The inhalation of nicotine dates back an awfully long time. If you want to go right back, probably a full five millennia – yes, that’s right; it probably started 5,000 years ago. But how did we go from the ancient rural communities of South America, where it was a key ingredient of spiritual rituals, right up to the hyper-advanced vaping of the 21st Century? Well, it’s a long road, so let’s take a look back along it – a nicotine-strewn memory lane, if you will…
In the beginning, the word was ‘pipe’ – and, in terms of tobacco inhalation, so it remained for many a century. For, yes, when tobacco was first introduced to Europe in 1560 – indeed, by Spanish explorer Hernández de Boncalo – it was undoubtedly consumed via pipes. Which soon gave rise to a craze, then a fashion and then a widespread, mainstream, globe-trotting wave of inhalation by the middle of the next century. Apparently, though, long before this, pipe-smoking took place via bowls that were carved by hand from stone before being polished and engraved with elaborate patterns. This was eventually replaced by clay pipes, which European explorers like Boncalo and England’s Sir Walter Raleigh observed Native Americans using (then tried out for themselves), before popularising their use in ‘Old Europe’.
Indeed, owing to their easy and cheap production, clay pipes remained en vogue until the 18th Century, when the more durable and less fragile meerschaum, a fine-grained type of stone, was briefly adopted. Like the stone pipes of the ‘New World’, many extant meerschaum pipes feature extravagantly carved designs; they often feature bowls in the shape of a head, for example. After this, the resilient and heat-resident wood that’s briar caught on as a pipe material of choice and, along with plastics of different kinds, remains the go-to material for pipes today.
Cigars and cigarettes
There was always a problem with pipe-smoking, though; the process was fiddly and jeopardised whenever you dropped the pipe, potentially breaking it. The answer was to roll cured tobacco into a cylindrical wrapper, then light one end and simply pop the other in your mouth. Effectively then, the cigar was born; evolving into what we’d actually recognise as a cigar thanks to the use of high-quality leaf as a wrapper. The trouble with cigars, though, was always that, because each one had to be made individually and, well, quickly burnt up into nothing, they were expensive. Which is obviously still true today. As time went on, the idea behind the cigar was downsized into the cigarette, which eventually in the 1880s enjoyed mass-production in factories across the United States. And within just half a century, the number of European and American adults smoking cigarettes ballooned from 1 percent in 1900 to 50 percent five decades later.
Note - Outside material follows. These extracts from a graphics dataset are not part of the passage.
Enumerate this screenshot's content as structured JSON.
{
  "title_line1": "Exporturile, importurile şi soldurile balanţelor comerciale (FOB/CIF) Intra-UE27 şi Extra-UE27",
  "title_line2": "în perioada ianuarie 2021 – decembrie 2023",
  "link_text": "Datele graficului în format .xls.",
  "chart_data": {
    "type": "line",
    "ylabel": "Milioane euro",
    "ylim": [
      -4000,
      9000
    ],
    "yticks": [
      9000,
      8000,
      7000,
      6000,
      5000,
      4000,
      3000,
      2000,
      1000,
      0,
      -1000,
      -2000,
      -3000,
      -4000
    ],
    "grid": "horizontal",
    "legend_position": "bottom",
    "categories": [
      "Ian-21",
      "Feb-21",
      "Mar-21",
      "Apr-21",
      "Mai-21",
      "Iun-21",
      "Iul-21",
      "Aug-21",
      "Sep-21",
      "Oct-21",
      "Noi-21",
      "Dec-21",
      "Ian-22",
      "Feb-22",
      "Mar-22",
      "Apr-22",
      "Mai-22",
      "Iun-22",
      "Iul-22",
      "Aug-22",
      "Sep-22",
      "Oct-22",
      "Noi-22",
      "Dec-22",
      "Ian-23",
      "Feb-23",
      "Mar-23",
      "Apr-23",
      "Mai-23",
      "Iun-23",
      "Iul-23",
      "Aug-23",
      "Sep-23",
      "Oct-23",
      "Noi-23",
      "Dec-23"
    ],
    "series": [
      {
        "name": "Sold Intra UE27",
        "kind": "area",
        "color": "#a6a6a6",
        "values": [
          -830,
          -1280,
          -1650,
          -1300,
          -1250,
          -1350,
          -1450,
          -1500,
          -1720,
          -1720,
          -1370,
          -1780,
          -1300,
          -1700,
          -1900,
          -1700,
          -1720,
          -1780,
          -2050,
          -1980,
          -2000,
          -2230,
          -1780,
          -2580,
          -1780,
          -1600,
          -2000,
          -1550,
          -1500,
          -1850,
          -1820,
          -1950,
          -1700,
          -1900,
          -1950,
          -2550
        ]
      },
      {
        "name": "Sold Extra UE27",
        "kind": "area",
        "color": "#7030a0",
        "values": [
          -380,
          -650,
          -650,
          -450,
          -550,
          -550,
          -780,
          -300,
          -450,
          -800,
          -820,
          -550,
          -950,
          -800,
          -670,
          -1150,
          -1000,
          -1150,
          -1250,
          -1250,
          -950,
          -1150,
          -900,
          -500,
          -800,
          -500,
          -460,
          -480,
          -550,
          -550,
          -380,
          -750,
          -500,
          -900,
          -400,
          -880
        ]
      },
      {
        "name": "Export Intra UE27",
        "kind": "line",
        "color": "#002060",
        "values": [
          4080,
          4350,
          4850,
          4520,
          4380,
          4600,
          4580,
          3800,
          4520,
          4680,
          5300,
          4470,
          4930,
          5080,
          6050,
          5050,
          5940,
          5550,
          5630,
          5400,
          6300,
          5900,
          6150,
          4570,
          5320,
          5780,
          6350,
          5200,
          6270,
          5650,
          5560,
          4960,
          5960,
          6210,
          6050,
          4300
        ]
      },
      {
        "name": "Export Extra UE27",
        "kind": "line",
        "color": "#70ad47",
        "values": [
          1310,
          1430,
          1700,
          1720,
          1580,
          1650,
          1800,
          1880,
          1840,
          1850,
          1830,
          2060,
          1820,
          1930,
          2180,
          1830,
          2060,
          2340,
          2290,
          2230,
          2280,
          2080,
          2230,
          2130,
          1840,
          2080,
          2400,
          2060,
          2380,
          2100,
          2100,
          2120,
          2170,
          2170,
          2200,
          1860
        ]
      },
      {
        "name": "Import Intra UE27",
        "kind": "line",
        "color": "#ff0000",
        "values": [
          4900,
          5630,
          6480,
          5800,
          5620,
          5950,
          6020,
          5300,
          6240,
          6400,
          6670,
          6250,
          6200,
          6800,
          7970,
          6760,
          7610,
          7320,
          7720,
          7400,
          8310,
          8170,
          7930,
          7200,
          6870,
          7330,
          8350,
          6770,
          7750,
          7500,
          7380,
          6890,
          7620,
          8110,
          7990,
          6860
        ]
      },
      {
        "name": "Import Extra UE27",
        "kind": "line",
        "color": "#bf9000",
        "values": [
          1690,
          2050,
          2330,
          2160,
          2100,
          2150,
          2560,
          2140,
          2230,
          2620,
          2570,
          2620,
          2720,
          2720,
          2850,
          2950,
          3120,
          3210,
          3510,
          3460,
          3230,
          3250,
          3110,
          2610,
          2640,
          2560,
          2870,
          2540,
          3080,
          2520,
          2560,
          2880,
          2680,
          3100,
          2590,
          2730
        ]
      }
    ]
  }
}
However, the rise and rise of tobacco came to a stuttering and, yes, coughing and spluttering halt in the second half of the 20th Century when it slowly became unavoidable public knowledge that all the hazardous chemicals contained in its tar was so harmful to the body that it could cause issues like heart disease and cancer – and so kill smokers. Bad news. And yet, the addictive quality of nicotine ensured that a proportion of them simply kept on puffing… that is until just inside the 21st Century, Hon Lok, a Chinese pharmacist, tried to create a device that would deliver the necessary hit of nicotine, but without the toxic chemicals of tobacco. Lo and behold, yes; the e-cigarette and, with it, vaping were born.
The e-cig has now been around for a decade-and-a-half and things have heated up in more ways than one – the technology behind the humble e-cig’s been through three generations in that time and the thing’s appearance has changed dramatically with it (for instance, check out the fantastic designs offered by Smok Vape!). Meanwhile, integration of circuitry, temperature control, preservation of batteries and overall performance have all improved too.
So much so, of course, that vaping businesses – like our own – dedicated to vending e-cigs, fluids and everything else that comes with them have popped up and are doing very well, thank you very much. But then, it’s hardly surprising – after all, the latest research suggests that vaping’s 95 percent less harmful to the body than smoking tobacco via cigarettes. Vaping’s here to stay as an inhalation solution, for sure!